Jerry Potter, Lawrence, owner of the two Dairy Queens in Lawrence, said he is, in fact, hoping to build a restaurant in Tonganoxie.

“If I can buy some property,” Potter said. “I’ve been trying since November.

Potter is looking for two acres along U.S. 24-40 Highway.

“I’ve been working on a couple of pieces of property, but every time somebody finds out Dairy Queen’s going in, the prices goes up about $25,000 or $30,000,” he said. “I can only afford to pay so much money for land because I’ll have at least $500,000 to $600,000 in a building.”
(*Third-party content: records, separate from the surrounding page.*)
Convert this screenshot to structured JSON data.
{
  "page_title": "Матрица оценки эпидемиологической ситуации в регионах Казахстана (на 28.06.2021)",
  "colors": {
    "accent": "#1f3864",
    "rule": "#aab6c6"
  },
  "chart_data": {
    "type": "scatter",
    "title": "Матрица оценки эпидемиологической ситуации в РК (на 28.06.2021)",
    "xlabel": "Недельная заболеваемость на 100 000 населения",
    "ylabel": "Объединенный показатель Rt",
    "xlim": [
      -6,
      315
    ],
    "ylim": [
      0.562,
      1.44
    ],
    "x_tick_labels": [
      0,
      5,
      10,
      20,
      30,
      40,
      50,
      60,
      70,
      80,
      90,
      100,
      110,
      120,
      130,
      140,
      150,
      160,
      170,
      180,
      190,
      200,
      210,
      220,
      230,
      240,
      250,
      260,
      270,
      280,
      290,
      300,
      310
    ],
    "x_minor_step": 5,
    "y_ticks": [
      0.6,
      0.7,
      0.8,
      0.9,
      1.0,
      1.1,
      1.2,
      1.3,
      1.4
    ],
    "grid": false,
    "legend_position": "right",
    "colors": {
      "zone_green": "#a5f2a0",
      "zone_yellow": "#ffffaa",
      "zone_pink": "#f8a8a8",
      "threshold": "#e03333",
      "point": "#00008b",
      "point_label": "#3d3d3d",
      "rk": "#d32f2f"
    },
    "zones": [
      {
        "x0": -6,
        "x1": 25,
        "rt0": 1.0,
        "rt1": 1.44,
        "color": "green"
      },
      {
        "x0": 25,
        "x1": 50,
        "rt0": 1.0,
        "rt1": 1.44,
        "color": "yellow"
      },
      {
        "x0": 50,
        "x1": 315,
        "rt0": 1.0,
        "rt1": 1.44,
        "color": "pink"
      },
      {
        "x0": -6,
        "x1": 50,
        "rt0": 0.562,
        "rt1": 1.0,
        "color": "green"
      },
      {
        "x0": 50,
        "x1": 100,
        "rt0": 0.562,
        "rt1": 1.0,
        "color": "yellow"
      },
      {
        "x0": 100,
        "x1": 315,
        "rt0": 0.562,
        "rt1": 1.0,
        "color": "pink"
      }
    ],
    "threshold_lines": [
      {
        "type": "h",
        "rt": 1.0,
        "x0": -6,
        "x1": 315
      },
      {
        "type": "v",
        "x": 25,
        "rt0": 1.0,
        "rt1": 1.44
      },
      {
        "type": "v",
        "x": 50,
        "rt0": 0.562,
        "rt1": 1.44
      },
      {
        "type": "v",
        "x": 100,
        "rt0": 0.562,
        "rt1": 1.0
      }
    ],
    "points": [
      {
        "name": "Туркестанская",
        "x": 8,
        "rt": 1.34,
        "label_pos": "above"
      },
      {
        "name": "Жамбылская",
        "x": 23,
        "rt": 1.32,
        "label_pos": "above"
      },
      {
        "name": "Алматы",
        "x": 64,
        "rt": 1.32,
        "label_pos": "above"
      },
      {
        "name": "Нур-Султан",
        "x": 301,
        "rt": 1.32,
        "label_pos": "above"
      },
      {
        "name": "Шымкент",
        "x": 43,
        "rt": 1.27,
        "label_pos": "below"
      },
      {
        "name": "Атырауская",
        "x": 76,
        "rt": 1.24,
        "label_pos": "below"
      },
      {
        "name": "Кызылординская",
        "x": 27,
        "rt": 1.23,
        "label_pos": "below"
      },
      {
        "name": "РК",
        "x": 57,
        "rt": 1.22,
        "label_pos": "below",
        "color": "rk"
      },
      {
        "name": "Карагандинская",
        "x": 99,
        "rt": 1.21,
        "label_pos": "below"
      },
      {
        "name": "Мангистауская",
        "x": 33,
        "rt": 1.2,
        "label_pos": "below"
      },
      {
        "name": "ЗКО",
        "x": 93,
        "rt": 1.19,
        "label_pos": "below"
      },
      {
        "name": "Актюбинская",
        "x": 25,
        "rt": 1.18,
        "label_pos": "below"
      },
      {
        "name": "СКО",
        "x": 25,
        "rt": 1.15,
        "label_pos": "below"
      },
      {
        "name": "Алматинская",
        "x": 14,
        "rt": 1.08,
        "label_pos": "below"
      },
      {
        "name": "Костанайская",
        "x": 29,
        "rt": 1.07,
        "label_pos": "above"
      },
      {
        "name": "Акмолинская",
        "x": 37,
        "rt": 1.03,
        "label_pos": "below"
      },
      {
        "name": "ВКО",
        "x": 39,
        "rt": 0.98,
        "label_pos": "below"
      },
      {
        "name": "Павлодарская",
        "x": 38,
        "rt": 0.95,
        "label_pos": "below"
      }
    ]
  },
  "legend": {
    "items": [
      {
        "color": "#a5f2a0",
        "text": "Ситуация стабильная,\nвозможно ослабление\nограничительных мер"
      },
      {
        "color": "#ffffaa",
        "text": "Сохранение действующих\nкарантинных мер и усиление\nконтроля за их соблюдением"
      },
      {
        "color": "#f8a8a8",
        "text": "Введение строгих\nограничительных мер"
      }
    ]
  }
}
Potter, who has owned Dairy Queens for 25 years, first in Kansas City, Kan., and for the last 20 years in Lawrence, said he is particularly interested in a restaurant in Tonganoxie.

“My roots are there,” he said. “I went to Wyandotte High School and my son lives in Basehor. All the people I grew up with have moved west to Tonganoxie and my father-in-law, Paul Gable, was from Tonganoxie.”

He hopes something will work out either on a tract that is east of the new Holst Pharmacy property or a site in the Urban Hess district.

As for Jess Smith and the Ice Cream Parlor, the building is for sale. “We’re going to close this chapter of our life and move on to something else,” Smith said. “It’s been a good 10-year run for us and, as they say, all good things must come to an end.”